De NFO-vertegenwoordiger is niet bang dat de Nederlandse teler het onderspit zal delven. „Maar er moet wel wat gebeuren, we moeten opschalen en meer ondernemer spelen.” Hij denkt dat de oplossing ligt in het versneld overstappen op zogenaamde conceptteelten, waarbij speciale beschermde rassen worden ingezet. Een deel van de fruittelers zal zich nog meer richten op peren (conference). De teelt van deze peren slaat in Zuid-Europa niet aan. In Oost-Europese landen lukt dat tot op heden niet goed in verband met de vroeg invallende vorst.

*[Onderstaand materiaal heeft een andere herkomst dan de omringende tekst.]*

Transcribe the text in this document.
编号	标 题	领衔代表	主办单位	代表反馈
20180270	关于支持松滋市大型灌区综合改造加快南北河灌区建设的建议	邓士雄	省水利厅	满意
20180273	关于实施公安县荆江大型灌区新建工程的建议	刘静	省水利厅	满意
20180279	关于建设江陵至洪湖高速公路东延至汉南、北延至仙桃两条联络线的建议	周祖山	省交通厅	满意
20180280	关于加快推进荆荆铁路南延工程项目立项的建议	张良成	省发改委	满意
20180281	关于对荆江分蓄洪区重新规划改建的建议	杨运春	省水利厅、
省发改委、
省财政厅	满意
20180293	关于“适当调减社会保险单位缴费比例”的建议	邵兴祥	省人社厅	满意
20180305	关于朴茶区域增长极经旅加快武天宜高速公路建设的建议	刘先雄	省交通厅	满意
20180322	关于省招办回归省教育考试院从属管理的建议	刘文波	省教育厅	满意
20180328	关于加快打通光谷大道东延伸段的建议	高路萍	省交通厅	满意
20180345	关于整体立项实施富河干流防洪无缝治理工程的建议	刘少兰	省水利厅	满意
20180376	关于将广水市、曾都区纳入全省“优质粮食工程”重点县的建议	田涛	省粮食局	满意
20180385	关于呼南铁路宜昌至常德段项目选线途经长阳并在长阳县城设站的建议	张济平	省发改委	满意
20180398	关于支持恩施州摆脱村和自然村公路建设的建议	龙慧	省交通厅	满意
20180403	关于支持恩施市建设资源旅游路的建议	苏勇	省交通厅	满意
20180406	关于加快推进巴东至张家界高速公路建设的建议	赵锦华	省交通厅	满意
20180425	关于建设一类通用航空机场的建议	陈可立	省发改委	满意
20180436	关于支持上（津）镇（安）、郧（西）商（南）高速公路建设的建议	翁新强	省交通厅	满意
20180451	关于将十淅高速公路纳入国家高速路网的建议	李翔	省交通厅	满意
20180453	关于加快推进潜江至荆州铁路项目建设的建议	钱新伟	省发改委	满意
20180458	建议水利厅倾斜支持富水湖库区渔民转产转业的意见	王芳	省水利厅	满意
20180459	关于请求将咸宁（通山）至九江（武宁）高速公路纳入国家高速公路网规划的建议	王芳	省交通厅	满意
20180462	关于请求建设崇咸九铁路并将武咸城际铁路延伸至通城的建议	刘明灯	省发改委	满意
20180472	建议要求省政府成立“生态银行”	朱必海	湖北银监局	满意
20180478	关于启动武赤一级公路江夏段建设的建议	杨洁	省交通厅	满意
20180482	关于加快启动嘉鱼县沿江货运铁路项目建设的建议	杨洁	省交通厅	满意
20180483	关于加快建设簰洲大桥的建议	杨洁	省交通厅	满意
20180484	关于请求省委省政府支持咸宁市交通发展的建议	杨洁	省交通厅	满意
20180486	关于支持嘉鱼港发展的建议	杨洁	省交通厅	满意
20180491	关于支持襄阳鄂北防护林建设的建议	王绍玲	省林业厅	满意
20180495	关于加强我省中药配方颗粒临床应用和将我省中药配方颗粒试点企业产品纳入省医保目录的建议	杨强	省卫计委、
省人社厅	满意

Ook de teelt van moeilijk over grote afstanden te vervoeren producten als kersen kan soelaas bieden. In het zelf investeren in Polen ziet de NFO-vice-voorzitter weinig heil. „Dat is niet gemakkelijk in verband met de eigendomsrechten.” Hij verbaast zich over de snelle groei. „In Slowakije zijn al behoorlijk grootschalige fruitbedrijven, opgezet door jonge ondernemers die hier zijn opgeleid. In Hongarije slaan ze de fase van de buurtsupers over en worden aan de lopende band grote winkels en hypermarkten geopend. Dat betekent voor de omzet heel veel.”

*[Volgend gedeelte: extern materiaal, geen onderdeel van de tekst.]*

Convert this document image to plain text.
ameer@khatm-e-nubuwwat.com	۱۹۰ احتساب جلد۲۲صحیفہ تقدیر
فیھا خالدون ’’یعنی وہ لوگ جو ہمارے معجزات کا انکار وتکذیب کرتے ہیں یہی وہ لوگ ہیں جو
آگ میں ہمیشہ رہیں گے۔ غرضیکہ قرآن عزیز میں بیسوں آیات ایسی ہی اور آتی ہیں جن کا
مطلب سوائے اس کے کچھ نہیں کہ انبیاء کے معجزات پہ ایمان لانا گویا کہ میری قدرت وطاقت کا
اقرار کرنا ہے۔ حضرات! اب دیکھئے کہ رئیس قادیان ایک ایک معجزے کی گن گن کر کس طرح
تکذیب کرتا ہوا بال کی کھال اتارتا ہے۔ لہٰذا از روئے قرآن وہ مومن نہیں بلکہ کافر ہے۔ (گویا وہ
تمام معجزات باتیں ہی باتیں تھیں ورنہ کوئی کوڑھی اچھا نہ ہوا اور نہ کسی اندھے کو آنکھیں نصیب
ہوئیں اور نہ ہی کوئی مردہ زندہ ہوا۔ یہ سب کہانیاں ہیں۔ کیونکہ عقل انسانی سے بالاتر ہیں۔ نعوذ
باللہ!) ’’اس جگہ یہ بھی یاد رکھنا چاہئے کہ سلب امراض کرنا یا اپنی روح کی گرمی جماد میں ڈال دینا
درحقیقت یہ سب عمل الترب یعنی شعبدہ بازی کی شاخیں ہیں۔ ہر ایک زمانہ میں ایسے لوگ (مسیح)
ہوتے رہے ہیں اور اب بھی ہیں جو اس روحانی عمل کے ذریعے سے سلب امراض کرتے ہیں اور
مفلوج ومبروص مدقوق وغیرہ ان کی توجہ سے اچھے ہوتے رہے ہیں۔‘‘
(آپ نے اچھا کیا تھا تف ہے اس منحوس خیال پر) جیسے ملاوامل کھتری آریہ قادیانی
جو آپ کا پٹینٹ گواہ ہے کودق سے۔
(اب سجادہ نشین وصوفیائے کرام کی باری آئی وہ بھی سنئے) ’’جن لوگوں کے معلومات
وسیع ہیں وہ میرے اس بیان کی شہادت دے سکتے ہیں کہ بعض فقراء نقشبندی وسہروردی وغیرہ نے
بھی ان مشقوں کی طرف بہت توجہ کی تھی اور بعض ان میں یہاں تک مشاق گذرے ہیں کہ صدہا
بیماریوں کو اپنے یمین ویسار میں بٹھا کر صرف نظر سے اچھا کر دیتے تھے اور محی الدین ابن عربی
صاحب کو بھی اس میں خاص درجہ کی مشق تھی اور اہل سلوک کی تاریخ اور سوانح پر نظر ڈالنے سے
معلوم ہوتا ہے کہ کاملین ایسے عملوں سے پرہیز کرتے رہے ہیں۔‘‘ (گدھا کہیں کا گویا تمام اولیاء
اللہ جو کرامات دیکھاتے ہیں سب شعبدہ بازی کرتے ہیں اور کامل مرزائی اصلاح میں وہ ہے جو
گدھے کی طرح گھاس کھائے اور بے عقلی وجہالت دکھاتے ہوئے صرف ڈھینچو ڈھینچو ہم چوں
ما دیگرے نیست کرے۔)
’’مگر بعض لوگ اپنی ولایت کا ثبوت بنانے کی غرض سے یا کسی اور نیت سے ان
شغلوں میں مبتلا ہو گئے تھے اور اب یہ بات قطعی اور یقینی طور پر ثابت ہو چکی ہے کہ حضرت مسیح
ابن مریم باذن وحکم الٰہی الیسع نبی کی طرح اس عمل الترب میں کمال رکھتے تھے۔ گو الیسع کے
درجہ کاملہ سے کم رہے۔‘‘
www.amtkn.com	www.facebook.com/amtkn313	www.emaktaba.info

Ook de teelt van vollegrondsgroenten groeit hard in Centraal-Europa. Polen is ook op dit terrein koploper. Het land levert inmiddels 8 procent van de verse groenten in de Europese Unie, tegen Nederland 6 procent. Alleen al in Polen zelf verorberen 38 miljoen consumenten ieder 300 gram groente per dag.
Voorzitter J. Robben van boerenorganisatie LTO Nederland ziet de ontwikkelingen als een prikkel voor zijn sector. „Als we niks doen, worden we onder de voet gelopen. We zullen ons evenals bij de tulpenteelt ook bij de teelt van de vollegrondsgroenten trendsettend moeten oriënteren.”
Robben: „Dat betekent in de praktijk meer toegevoegde waarde, andere soorten, telen voor een exclusieve markt in andere verpakkingen en met nieuwe productcombinaties. Met de Polen zullen we moeten samenwerken op logistiek terrein, hen helpen bij de verkoop van hun producten in een afzetmarkt die vele malen groter is geworden. Dat is niet eenvoudig, maar als het lukt, zullen we zeker in staat zijn ons partijtje in Europa te blijven meeblazen.”